Okay, so I’ve been replaying Dragon Age 2, and I’ve played Inquisition through a couple of times, and I need to get something off my chest: Dragon Age 2 was more fun than Inquisition.
By most gaming standards, Inquisition is a better game. Its fights are more strategically interesting and its battle system is at least original by Western RPG standards, its world is huge and ambitious, and its characters are quite pretty. Your Keep, Skyhold, is marginally customizable, huge, and changes over time in a way that reflects the story’s progress. Etc, etc– there’s been enormous amounts of e-ink spilled on Inquisition already, and I don’t think I need to beat that dead horse.
Dragon Age 2, on the other hand, repeatedly uses the same dungeon layouts. The manor layouts are so repetitive that one assumes the Dwarven Merchant’s Guild must own Kirkwall’s equivalent of KB Homes. The whole game rarely leaves Kirkwall and the Greater Kirkwall Metropolitan Area, and you could probably fit all of its settings within any of Inquisition’s 10 or so explorable areas 4 or 5 times over.

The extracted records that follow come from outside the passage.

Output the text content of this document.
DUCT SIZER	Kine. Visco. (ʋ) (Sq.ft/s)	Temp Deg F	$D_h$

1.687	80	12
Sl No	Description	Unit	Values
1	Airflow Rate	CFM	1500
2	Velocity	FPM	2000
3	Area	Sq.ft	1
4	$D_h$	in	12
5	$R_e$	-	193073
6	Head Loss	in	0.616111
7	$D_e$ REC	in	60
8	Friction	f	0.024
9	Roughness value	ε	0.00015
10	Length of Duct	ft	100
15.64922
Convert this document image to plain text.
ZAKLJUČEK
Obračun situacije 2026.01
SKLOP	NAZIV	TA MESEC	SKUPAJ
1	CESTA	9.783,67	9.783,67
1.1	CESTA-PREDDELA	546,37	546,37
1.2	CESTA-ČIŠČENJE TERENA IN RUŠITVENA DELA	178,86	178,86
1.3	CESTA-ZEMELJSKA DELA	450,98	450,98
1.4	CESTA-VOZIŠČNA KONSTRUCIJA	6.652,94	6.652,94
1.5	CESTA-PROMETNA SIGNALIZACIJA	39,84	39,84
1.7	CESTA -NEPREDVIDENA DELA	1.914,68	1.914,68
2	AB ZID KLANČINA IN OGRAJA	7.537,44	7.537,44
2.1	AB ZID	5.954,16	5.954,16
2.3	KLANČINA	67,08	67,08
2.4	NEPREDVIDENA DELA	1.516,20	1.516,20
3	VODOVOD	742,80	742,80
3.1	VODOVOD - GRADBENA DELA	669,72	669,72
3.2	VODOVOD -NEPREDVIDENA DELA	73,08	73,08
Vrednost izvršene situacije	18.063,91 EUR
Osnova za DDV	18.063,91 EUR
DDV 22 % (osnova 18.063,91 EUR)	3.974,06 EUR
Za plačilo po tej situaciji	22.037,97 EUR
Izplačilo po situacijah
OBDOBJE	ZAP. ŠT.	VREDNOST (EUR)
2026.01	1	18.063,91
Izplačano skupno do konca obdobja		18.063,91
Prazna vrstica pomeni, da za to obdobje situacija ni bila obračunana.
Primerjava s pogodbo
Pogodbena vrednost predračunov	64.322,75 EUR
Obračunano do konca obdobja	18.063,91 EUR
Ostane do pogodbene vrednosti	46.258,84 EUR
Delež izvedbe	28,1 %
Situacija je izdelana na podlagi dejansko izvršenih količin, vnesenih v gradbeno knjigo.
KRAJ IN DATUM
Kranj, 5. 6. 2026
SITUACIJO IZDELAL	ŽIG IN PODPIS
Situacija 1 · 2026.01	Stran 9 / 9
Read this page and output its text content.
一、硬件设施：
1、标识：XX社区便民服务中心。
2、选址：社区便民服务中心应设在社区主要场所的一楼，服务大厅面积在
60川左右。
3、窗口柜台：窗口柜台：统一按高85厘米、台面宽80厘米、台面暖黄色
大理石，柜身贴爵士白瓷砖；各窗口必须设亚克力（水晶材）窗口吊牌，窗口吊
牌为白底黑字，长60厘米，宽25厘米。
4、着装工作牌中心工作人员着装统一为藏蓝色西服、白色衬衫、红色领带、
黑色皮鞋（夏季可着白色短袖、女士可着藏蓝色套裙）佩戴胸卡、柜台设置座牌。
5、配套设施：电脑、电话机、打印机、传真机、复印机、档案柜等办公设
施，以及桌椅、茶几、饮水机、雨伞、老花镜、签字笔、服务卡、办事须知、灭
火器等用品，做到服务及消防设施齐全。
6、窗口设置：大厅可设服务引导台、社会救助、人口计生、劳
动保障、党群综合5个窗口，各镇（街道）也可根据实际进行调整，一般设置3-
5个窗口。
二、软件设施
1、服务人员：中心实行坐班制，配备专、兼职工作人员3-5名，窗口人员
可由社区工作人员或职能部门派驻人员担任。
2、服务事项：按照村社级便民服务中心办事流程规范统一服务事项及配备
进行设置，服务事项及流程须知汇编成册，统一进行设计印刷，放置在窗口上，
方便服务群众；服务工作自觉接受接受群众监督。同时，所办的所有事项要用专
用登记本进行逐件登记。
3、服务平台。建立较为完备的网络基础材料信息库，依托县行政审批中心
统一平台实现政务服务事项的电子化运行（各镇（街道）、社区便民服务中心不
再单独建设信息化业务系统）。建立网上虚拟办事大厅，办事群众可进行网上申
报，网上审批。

Dragon Age 2, though, for all of its flaws, told a story that dealt with topics I’m deeply interested in and did it well. Everyone in DA2 had an established relationship with everyone else, and that story was told through cutscenes and banter both. It was likely that a visit to Isabella would show her talking with another party member; they all seemed to drop in on each other fairly regularly. More than that, they all seemed to hang around Hawke for little reason other than friendship after the first act, and because of the 3-year gaps between Acts 1 and 2 and again between 2 and 3, they all have between 6 and 7 years to get to know each other.
In Inquisition, though, most of the conversations between party members seems to just be them feeling each other out, figuring out how to get to know each other. Part of this is because the banter system isn’t very good and doesn’t fire often enough, so players don’t always get all the banter that the game actually provides. But the cutscene part that you get in Dragon Age 2 just isn’t there. Sure, there are a few times where you walk in and the advisers are talking to each other, and there’s that time Dorian plays chess with Cullen, but it’s clear that their relationship is mostly one of coworkers.
I think the most telling place where the differences between the characterization, storytelling and interpersonal relationships in DA2 and Inquisition is shown is with Varric. In DA2, we have Varric as the somewhat unreliable narrator of the whole game, and no matter who you romance, his relationship with the protagonist, Hawke, is the beating heart of the narrative. Varric’s exaggerations, his jokes, and his affection and love for Hawke shows through every time the game breaks away from the main narrative to show him telling the story.
His relationship to the Inquisitor is never really that well-defined, nor is his relationship to the rest of the Inquisition. The main person we see him interacting much with is Cassandra, and generally they just fight; the only relationship that his personality really shows through in is with the human-formed spirit Cole, who he sort of adopts.
The moments we get to see in Inquisition are spaced far apart, because the game is paced so slowly compared to Dragon Age 2, and though many of them are fun, they don’t have the richness that the interpersonal relationships in the previous two games had.
It almost seems like the scope of Inquisition means that there’s less room in it for what really made the Dragon Age series feel, well, like a Bioware game. Maybe there is as much of the interpersonal writing in it as there is in other games, but if there is, it’s stretched thin. A lot of the game content is in the kind of boring sidequests that I expect more of an Elder Scrolls game, and while some of those have the kind of interesting worldbuilding reveals that nerds like me adore, few of them were all that interesting ways to get to know the NPCs better. Even many of the quests done for the party members and advisers were just fetch quests.
I think one of the major problems with Inquisition is that it’s trying to be too many things at once. It adds in a totally new fighting system, horseback riding (and a full mount system that includes a few dozen different critters you can ride), the entire War Table mechanic, the entire system for customizing the base, and a really ambitious set of places to explore. It really feels like it’s trying to be a regular RPG that gets sold to people who like to play regular RPGs and not just the kind of weird character-loving romance-drooling-over fan-nerds who are so into the first two games, and I think maybe they’re trying so hard to figure out how to do all of this new stuff that they’re letting themselves slide on what makes their games so much fun.
Every time I step back into Kirkwall and am greeted by Varric’s sarcasm, Merrill’s wide-eyed amazement and Isabella fighting with Aveline I remember why I love these games: they’re stories about a bunch of dorks who love each other and sometimes help fight evil or whatever. In the end, I’ll take that over customizable castles and dracolisk mounts any day.